According to a Greenpeace report called “China Wind Power Outlook 2012”, the key issues for  the wind power sector are how to break the intrinsic restrictions on the traditional market and how to take the next step in promoting the emerging markets in eastern and central China.

One such project, the most recent wind farm built in China, is situated off the coast of Jiangsu province. It will supply up to 190,000 residents with renewable energy every year.

“It marks the country’s entry into the new era of developing large, offshore wind-energy projects,” said Zhou Qinsheng, a climate and energy expert.

In 2011, a 49.5-megawatt (MW) wind farm was also built in southwest China’s Yunnan province, on Dajianfeng Mountain. It is 2,000-2,500 meters above sea level in the Yunnan-Guizhou Plateau, with a total investment of around 483 million yuan ($76.7 million).

By the end of 2010, about 90 percent of China’s existing wind farms were located at altitudes below 1,000 meters. According to specialists, high-altitude projects are expensive due to two factors: high construction costs and doubts about if the projects can be profitable.

For Greenpeace, among all the renewable energies, “wind power is at a mature stage in terms of the technology and possesses the best prospects for large-scale commercial development. It is growing more and more competitive against traditional energy sources as the industry continues to grow and production costs continue to fall.”

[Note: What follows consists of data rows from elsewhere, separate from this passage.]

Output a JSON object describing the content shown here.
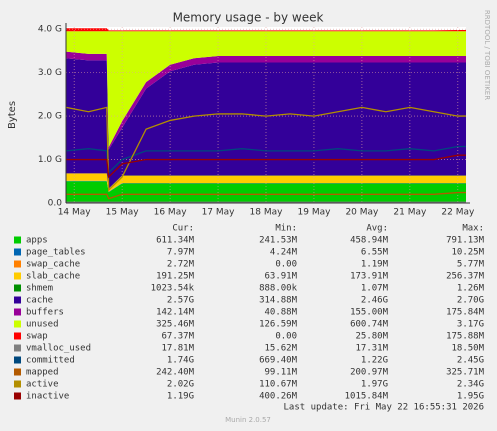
{
  "chart_data": {
    "type": "stacked_area",
    "title": "Memory usage - by week",
    "y_label": "Bytes",
    "side_label": "RRDTOOL / TOBI OETIKER",
    "footer": "Last update: Fri May 22 16:55:31 2026",
    "version": "Munin 2.0.57",
    "legend_headers": [
      "Cur:",
      "Min:",
      "Avg:",
      "Max:"
    ],
    "xlim": [
      -0.17,
      8.17
    ],
    "xticks": [
      {
        "value": 0,
        "label": "14 May"
      },
      {
        "value": 1,
        "label": "15 May"
      },
      {
        "value": 2,
        "label": "16 May"
      },
      {
        "value": 3,
        "label": "17 May"
      },
      {
        "value": 4,
        "label": "18 May"
      },
      {
        "value": 5,
        "label": "19 May"
      },
      {
        "value": 6,
        "label": "20 May"
      },
      {
        "value": 7,
        "label": "21 May"
      },
      {
        "value": 8,
        "label": "22 May"
      }
    ],
    "ylim": [
      0,
      4.05
    ],
    "yticks": [
      {
        "value": 0,
        "label": "0.0"
      },
      {
        "value": 1,
        "label": "1.0 G"
      },
      {
        "value": 2,
        "label": "2.0 G"
      },
      {
        "value": 3,
        "label": "3.0 G"
      },
      {
        "value": 4,
        "label": "4.0 G"
      }
    ],
    "grid": true,
    "x": [
      -0.17,
      0.3,
      0.68,
      0.72,
      1.0,
      1.5,
      2.0,
      2.5,
      3.0,
      3.5,
      4.0,
      4.5,
      5.0,
      5.5,
      6.0,
      6.5,
      7.0,
      7.5,
      8.0,
      8.17
    ],
    "series": [
      {
        "name": "apps",
        "color": "#00cc00",
        "kind": "area",
        "cur": "611.34M",
        "min": "241.53M",
        "avg": "458.94M",
        "max": "791.13M",
        "values": [
          0.5,
          0.5,
          0.5,
          0.25,
          0.45,
          0.45,
          0.45,
          0.45,
          0.45,
          0.45,
          0.45,
          0.45,
          0.45,
          0.45,
          0.45,
          0.45,
          0.45,
          0.45,
          0.45,
          0.45
        ]
      },
      {
        "name": "page_tables",
        "color": "#0066b3",
        "kind": "area",
        "cur": "7.97M",
        "min": "4.24M",
        "avg": "6.55M",
        "max": "10.25M",
        "values": [
          0.008,
          0.008,
          0.008,
          0.008,
          0.008,
          0.008,
          0.008,
          0.008,
          0.008,
          0.008,
          0.008,
          0.008,
          0.008,
          0.008,
          0.008,
          0.008,
          0.008,
          0.008,
          0.008,
          0.008
        ]
      },
      {
        "name": "swap_cache",
        "color": "#ff8000",
        "kind": "area",
        "cur": "2.72M",
        "min": "0.00",
        "avg": "1.19M",
        "max": "5.77M",
        "values": [
          0.003,
          0.003,
          0.003,
          0.003,
          0.003,
          0.003,
          0.003,
          0.003,
          0.003,
          0.003,
          0.003,
          0.003,
          0.003,
          0.003,
          0.003,
          0.003,
          0.003,
          0.003,
          0.003,
          0.003
        ]
      },
      {
        "name": "slab_cache",
        "color": "#ffcc00",
        "kind": "area",
        "cur": "191.25M",
        "min": "63.91M",
        "avg": "173.91M",
        "max": "256.37M",
        "values": [
          0.17,
          0.17,
          0.17,
          0.07,
          0.17,
          0.17,
          0.17,
          0.17,
          0.17,
          0.17,
          0.17,
          0.17,
          0.17,
          0.17,
          0.17,
          0.17,
          0.17,
          0.17,
          0.17,
          0.17
        ]
      },
      {
        "name": "shmem",
        "color": "#008f00",
        "kind": "area",
        "cur": "1023.54k",
        "min": "888.00k",
        "avg": "1.07M",
        "max": "1.26M",
        "values": [
          0.001,
          0.001,
          0.001,
          0.001,
          0.001,
          0.001,
          0.001,
          0.001,
          0.001,
          0.001,
          0.001,
          0.001,
          0.001,
          0.001,
          0.001,
          0.001,
          0.001,
          0.001,
          0.001,
          0.001
        ]
      },
      {
        "name": "cache",
        "color": "#330099",
        "kind": "area",
        "cur": "2.57G",
        "min": "314.88M",
        "avg": "2.46G",
        "max": "2.70G",
        "values": [
          2.65,
          2.6,
          2.6,
          0.9,
          1.1,
          2.0,
          2.4,
          2.55,
          2.6,
          2.6,
          2.6,
          2.6,
          2.6,
          2.6,
          2.6,
          2.6,
          2.6,
          2.6,
          2.6,
          2.6
        ]
      },
      {
        "name": "buffers",
        "color": "#990099",
        "kind": "area",
        "cur": "142.14M",
        "min": "40.88M",
        "avg": "155.00M",
        "max": "175.84M",
        "values": [
          0.15,
          0.15,
          0.15,
          0.05,
          0.15,
          0.15,
          0.15,
          0.15,
          0.15,
          0.15,
          0.15,
          0.15,
          0.15,
          0.15,
          0.15,
          0.15,
          0.15,
          0.15,
          0.15,
          0.15
        ]
      },
      {
        "name": "unused",
        "color": "#ccff00",
        "kind": "area",
        "cur": "325.46M",
        "min": "126.59M",
        "avg": "600.74M",
        "max": "3.17G",
        "values": [
          0.47,
          0.52,
          0.52,
          2.67,
          2.07,
          1.17,
          0.77,
          0.62,
          0.57,
          0.57,
          0.57,
          0.57,
          0.57,
          0.57,
          0.57,
          0.57,
          0.57,
          0.57,
          0.57,
          0.57
        ]
      },
      {
        "name": "swap",
        "color": "#ff0000",
        "kind": "area",
        "cur": "67.37M",
        "min": "0.00",
        "avg": "25.80M",
        "max": "175.88M",
        "values": [
          0.07,
          0.07,
          0.07,
          0.02,
          0.02,
          0.02,
          0.02,
          0.02,
          0.02,
          0.02,
          0.02,
          0.02,
          0.02,
          0.02,
          0.02,
          0.02,
          0.02,
          0.02,
          0.03,
          0.03
        ]
      },
      {
        "name": "vmalloc_used",
        "color": "#808080",
        "kind": "line",
        "cur": "17.81M",
        "min": "15.62M",
        "avg": "17.31M",
        "max": "18.50M",
        "values": [
          0.018,
          0.018,
          0.018,
          0.018,
          0.018,
          0.018,
          0.018,
          0.018,
          0.018,
          0.018,
          0.018,
          0.018,
          0.018,
          0.018,
          0.018,
          0.018,
          0.018,
          0.018,
          0.018,
          0.018
        ]
      },
      {
        "name": "committed",
        "color": "#00487d",
        "kind": "line",
        "cur": "1.74G",
        "min": "669.40M",
        "avg": "1.22G",
        "max": "2.45G",
        "values": [
          1.2,
          1.25,
          1.2,
          0.7,
          1.0,
          1.2,
          1.2,
          1.2,
          1.2,
          1.25,
          1.2,
          1.2,
          1.2,
          1.25,
          1.2,
          1.2,
          1.25,
          1.2,
          1.3,
          1.3
        ]
      },
      {
        "name": "mapped",
        "color": "#b35a00",
        "kind": "line",
        "cur": "242.40M",
        "min": "99.11M",
        "avg": "200.97M",
        "max": "325.71M",
        "values": [
          0.2,
          0.2,
          0.2,
          0.1,
          0.2,
          0.2,
          0.2,
          0.2,
          0.2,
          0.2,
          0.2,
          0.2,
          0.2,
          0.2,
          0.2,
          0.2,
          0.2,
          0.2,
          0.24,
          0.24
        ]
      },
      {
        "name": "active",
        "color": "#b38f00",
        "kind": "line",
        "cur": "2.02G",
        "min": "110.67M",
        "avg": "1.97G",
        "max": "2.34G",
        "values": [
          2.2,
          2.1,
          2.2,
          0.3,
          0.6,
          1.7,
          1.9,
          2.0,
          2.05,
          2.05,
          2.0,
          2.05,
          2.0,
          2.1,
          2.2,
          2.1,
          2.2,
          2.1,
          2.0,
          2.0
        ]
      },
      {
        "name": "inactive",
        "color": "#990000",
        "kind": "line",
        "cur": "1.19G",
        "min": "400.26M",
        "avg": "1015.84M",
        "max": "1.95G",
        "values": [
          1.0,
          1.0,
          1.0,
          0.6,
          0.9,
          1.0,
          1.0,
          1.0,
          1.0,
          1.0,
          1.0,
          1.0,
          1.0,
          1.0,
          1.0,
          1.0,
          1.0,
          1.0,
          1.1,
          1.1
        ]
      }
    ]
  }
}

According to the 12th Five-Year Plan that continues until year 2015, China’s offshore wind power generating capacity is expected to reach 5 gigawatts by 2015 and 30 gigawatts by 2020.

The China Meteorological Administration says that the country has rich wind power resources, although offshore wind farms remain a tiny portion of China’s total installed wind power capacity. In total, it accounts for up to 750 gigawatts in exploitable wind resources at sea, or three times that of on-shore wind resources.